Однако вопреки этой истовой молитве Надежда Кондакова публично мне начала выговаривать: «Саша, позволь, мне лучше знать, как Борис относился ко всем большевикам без исключения! Он часто говорил о себе: «Я бы был белогвардейцем», а сына научил так, что тот в 8-м классе написал сочинение о Врангеле и Колчаке, за что его не хотели принимать в комсомол, а меня вызывали на беседу в школу! А то, что Борис говорил в начале 90-х – и перед «помрачением» – уже совсем другое...» А почему – «другое»? А как же, по Блоку, чувство пути поэта? По-моему, тогда у многих стряслось помрачение с обратным знаком – полное прозрение... И даже вдова всех прямых высказываний и воспоминаний не может опровергнуть. Вот одно из них – легендарное. В нижнем буфете Борис защищал культурные достижения прежней власти, спорил с кем-то. В зал не спеша вошёл лирик Владимир Николаевич, опираясь на резную палку, и Примеров запальчиво крикнул: «Володя, ты стал бы поэтом без советской власти?» И совершенно трезвый Соколов твёрдо ответил: «Никогда!» Интонацию не передать – там и некая ирония сквозила, и убеждённость прозвучала. Это уже в фольклор вошло – не вычеркнешь...
Да, многое стало преданиями и мифами. Теперь, после выпуска стольких номеров альманаха (я писал эти заметки перед выходом юбилейного – 10-го!), их только прибавится. Что же нами движет? Откуда этот необъяснимый заряд творчества и созидания среди льдов современности? Виктор Пронин, мастер детективного сюжета, написал немудрёный и пронзительный рассказ «Голоса родных и близких» (№ 10, 2019) – о встрече с экономистом бумажной фабрики Костей, который третий год живёт на северном острове, прозябает в гостинице, расставшись с женой, которая долго смеялась над его порывом:
«– Не жалеете?
– Трудно сказать двумя словами... Знаете, остров засасывает. Как бы мне здесь ни было плохо, я знаю, что дома буду мечтать только об одном – увидеть всё это снова.
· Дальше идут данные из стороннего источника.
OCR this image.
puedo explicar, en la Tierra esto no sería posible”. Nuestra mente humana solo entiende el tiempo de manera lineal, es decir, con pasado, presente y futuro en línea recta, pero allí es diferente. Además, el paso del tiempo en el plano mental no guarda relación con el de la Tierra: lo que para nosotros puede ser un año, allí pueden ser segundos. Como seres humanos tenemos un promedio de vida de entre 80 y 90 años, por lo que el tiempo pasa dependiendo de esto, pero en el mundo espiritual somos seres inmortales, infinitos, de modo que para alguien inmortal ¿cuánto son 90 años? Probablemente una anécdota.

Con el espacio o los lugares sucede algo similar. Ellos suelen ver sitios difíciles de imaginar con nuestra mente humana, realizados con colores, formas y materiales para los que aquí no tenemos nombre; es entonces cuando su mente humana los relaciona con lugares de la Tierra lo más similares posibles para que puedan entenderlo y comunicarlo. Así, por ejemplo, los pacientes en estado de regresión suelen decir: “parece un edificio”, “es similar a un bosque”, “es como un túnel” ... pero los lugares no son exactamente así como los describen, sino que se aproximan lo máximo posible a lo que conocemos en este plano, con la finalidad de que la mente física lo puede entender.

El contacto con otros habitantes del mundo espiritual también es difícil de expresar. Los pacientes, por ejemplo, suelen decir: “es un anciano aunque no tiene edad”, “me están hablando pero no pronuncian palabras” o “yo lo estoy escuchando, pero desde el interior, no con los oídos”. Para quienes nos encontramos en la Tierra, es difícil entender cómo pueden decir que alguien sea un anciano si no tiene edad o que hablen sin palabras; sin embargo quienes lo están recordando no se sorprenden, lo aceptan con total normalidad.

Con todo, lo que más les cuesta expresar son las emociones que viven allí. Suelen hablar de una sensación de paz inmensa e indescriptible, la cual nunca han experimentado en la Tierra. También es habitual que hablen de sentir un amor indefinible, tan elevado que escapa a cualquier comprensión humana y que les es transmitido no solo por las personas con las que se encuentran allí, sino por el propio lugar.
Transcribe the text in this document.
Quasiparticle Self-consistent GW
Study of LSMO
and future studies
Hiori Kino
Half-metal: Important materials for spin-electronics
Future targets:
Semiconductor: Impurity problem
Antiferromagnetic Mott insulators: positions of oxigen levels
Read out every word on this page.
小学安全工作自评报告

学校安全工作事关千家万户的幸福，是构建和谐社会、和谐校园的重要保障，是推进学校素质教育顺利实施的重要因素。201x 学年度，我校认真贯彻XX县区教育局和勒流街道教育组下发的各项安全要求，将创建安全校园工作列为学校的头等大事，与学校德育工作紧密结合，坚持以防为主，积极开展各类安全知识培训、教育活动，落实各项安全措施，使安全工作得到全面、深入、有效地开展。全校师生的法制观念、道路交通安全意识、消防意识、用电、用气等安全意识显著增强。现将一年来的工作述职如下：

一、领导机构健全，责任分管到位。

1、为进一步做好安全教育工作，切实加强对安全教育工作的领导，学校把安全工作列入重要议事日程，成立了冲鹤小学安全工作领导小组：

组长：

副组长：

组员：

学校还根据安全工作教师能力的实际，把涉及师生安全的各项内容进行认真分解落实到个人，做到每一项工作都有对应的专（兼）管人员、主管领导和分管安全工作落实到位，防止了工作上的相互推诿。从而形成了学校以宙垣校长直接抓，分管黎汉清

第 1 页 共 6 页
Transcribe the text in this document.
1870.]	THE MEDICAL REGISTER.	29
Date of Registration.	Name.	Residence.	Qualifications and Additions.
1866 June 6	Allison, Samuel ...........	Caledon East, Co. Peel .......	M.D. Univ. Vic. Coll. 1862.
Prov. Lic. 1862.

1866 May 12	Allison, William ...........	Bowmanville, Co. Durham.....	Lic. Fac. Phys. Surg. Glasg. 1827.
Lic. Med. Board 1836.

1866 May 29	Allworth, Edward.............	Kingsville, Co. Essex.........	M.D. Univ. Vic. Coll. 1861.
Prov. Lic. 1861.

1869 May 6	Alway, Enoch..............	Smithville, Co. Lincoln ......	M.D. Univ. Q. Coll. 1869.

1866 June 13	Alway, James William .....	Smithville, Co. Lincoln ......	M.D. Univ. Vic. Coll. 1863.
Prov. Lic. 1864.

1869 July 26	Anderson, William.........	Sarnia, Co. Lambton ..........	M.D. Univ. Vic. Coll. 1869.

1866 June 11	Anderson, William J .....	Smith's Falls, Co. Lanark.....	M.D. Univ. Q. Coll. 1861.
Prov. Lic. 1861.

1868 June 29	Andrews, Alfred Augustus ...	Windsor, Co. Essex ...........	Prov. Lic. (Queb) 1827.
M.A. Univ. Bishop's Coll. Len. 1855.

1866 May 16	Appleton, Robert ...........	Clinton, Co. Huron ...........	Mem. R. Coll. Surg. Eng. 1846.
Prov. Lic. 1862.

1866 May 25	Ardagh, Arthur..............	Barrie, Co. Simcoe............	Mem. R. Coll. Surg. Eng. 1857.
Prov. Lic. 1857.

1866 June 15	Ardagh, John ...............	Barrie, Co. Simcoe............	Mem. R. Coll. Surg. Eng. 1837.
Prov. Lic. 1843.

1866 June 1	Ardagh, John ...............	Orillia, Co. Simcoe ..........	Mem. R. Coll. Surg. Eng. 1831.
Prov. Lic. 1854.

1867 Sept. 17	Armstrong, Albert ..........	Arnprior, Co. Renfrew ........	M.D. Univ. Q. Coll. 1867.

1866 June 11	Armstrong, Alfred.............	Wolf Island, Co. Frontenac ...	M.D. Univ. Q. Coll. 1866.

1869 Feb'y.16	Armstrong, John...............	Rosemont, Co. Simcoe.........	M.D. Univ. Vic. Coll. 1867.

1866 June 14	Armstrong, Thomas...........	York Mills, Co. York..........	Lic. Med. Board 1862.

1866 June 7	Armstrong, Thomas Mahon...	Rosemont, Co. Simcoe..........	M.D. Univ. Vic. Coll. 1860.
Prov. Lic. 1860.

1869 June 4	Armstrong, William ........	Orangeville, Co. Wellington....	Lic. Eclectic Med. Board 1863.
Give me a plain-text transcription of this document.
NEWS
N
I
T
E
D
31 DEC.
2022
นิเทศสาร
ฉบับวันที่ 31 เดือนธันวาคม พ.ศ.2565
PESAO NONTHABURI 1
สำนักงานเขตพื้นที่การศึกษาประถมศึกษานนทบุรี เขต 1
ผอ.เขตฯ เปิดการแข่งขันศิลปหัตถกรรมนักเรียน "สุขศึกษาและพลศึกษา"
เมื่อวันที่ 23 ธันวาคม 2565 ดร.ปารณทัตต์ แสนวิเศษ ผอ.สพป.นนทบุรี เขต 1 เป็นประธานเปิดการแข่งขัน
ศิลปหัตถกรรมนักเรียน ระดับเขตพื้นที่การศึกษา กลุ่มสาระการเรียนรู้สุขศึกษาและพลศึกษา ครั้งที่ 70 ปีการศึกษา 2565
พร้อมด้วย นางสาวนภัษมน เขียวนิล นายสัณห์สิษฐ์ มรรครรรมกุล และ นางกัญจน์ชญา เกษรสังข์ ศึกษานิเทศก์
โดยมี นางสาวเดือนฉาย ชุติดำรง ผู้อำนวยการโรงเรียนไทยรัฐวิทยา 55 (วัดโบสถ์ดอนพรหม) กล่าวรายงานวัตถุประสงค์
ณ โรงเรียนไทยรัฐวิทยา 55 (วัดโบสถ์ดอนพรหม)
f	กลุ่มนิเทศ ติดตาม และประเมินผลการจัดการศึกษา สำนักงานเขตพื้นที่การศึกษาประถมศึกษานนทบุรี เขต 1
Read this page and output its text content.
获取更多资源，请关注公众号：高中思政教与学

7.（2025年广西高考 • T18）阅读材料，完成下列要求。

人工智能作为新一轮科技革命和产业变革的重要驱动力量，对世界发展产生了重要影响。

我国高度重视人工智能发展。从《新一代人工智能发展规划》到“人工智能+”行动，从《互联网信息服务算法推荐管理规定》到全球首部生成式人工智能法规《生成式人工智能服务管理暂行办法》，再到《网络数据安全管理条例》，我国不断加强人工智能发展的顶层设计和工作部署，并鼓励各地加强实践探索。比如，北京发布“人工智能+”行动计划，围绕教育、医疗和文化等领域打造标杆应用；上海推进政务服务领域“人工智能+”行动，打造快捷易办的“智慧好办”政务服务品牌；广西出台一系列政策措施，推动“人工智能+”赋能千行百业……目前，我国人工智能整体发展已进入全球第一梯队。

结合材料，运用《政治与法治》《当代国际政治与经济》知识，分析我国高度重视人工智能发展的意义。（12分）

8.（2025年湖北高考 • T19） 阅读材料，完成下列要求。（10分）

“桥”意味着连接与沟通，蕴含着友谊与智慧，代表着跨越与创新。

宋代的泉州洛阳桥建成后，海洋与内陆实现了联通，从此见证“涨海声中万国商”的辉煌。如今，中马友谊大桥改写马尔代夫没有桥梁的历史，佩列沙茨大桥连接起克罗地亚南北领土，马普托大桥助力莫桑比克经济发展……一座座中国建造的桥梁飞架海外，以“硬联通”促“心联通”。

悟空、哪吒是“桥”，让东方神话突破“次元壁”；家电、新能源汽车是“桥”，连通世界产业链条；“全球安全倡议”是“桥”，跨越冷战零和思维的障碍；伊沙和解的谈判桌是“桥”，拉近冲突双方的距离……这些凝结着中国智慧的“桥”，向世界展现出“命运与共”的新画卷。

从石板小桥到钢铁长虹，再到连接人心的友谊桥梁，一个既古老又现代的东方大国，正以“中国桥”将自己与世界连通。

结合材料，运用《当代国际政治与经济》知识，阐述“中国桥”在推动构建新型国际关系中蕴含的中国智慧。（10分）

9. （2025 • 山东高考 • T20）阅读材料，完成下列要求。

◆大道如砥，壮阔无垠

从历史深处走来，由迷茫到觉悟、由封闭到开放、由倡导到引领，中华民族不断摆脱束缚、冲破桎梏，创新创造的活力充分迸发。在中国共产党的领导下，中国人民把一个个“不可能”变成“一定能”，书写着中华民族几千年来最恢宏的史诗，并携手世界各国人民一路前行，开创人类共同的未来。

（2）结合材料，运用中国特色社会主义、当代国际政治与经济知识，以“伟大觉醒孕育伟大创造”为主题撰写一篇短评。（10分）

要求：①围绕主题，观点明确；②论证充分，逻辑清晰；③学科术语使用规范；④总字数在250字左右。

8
– Можно позвонить домой, это, в общем-то, несложно. Через спутник отличная слышимость.
– Я знаю... звонил... Слышно так внятно, будто я всё ещё там... У неё был такой улыбчивый голос... Ей до сих пор смешно. Смотрите! – показал он рукой в море. – Видите?!
– Что? Волны?
– Какие волны! Что вы! Это льдины! – Он сказал это с торжественностью, будто показывал город, поднимающийся из волн. – Да, это идут льды Охотского моря... Вот ещё и за этим я приехал сюда.
– За чем? – не понял я.
– Чтобы иметь возможность протянуть руку и сказать – это плывут льды Охотского моря…»
Вот и мы любуемся родными величественными картинами и дорогими современниками, чтобы обогревать заповедный остров подлинности среди льдов.